Do the file copying programs open their output files with
O_SEQUENTIAL ? If so, there is information to exploit...
You can change them to do so....
I rather meant : if a program opens a file for write with O_SEQUENTIAL
(which should be done when copying files), will reiser4 exploit the
information by flushing sooner, and in a more "streaming" fashion ? Or
will it use the default algorithm, flushing under memory pressure ?
The current behaviour of reiser4, flushing dirty pages late in case they
are modified again before being written, is excellent for many use cases
(random writes, small file writes, temporary files, copying files inside a
single spindle etc) ; but it isn't optimal for writing large amounts of
data in sequential fashion, like copying large files between disks, for
instance. Adapting this would be quite tricky I guess...

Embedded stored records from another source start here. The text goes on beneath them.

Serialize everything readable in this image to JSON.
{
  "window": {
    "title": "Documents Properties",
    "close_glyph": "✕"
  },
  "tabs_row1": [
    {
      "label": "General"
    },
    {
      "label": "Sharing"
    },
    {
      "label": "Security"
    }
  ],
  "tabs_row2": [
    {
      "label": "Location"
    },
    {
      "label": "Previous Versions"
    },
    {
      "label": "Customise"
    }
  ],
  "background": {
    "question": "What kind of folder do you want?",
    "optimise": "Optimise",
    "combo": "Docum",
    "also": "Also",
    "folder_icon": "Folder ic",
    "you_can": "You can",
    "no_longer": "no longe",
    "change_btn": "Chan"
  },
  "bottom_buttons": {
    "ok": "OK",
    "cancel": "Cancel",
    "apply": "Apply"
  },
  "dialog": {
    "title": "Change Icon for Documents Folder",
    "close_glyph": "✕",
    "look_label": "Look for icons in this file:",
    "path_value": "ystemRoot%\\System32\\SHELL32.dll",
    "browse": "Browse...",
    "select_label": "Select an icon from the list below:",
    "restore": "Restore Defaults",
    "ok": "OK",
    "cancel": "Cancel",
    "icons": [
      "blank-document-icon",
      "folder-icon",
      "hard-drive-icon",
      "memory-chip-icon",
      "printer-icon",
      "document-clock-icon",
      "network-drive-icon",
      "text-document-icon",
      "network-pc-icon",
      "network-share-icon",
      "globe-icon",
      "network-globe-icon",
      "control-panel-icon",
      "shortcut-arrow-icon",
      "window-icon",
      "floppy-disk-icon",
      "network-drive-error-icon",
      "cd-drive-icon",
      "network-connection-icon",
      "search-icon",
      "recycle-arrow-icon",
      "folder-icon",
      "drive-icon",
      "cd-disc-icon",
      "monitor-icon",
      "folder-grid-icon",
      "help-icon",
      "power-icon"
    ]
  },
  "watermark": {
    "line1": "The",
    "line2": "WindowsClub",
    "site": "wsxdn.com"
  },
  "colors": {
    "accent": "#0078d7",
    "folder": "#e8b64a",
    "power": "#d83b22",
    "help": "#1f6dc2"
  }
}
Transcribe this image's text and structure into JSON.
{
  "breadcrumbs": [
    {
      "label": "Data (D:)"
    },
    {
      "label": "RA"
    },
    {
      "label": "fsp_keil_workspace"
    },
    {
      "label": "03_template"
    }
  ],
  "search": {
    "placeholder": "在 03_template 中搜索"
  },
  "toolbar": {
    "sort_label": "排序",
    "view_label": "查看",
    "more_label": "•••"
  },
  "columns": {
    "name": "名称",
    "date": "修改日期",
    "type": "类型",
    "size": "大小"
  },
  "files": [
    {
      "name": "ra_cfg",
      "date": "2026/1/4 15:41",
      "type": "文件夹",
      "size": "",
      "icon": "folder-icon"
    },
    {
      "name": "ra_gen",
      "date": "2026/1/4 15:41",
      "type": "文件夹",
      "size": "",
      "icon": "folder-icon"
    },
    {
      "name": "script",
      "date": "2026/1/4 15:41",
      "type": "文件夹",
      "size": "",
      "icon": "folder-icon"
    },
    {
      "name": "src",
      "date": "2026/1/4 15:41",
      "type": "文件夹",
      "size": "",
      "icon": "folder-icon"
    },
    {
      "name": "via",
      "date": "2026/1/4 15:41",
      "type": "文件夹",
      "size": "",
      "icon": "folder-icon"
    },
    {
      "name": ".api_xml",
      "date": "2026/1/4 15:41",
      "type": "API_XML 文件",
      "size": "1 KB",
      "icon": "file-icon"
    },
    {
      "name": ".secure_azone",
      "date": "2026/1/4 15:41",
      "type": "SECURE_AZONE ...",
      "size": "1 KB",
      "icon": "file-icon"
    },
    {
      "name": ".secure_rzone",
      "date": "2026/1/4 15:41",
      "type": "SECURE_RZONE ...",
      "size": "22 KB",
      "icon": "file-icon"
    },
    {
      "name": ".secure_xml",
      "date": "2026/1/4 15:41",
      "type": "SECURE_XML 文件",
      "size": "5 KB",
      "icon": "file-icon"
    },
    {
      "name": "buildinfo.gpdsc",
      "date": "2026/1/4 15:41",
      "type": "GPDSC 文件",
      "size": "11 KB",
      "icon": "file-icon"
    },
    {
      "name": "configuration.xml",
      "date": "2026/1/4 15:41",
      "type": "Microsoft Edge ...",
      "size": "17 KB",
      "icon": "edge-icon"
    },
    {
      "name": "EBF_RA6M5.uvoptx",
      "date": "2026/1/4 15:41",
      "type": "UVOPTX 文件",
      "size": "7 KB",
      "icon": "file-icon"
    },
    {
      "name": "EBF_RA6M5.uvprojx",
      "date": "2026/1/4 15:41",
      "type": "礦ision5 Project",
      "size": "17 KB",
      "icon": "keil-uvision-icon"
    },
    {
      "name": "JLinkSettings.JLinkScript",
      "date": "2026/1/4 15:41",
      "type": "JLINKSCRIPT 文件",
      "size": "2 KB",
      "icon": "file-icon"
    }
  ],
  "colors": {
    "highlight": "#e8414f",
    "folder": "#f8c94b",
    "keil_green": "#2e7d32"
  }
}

Consider the two following scenarios :
- A database is doing an UPDATE query on a table. It will issue a lot of
reads and writes, probably in random order. In this case, if the working
set fits in RAM, it pays big time to flush as late as possible, ideally
when the query is finished, because some pages may be written to multiple
times. Also, delayed allocation will reduce fragmentation of the files.
It's the same thing for doing a Make, unzipping an archive, copying many
small files, etc.
- A process acquires audio or video in realtime and streams it to disk,
or copies files from one disk to another. In this case it is better to
stream the data directly to disk, especially if the files are large.
Guessing is a pain in the ass. How can the application inform the
filesystem of its intentions ?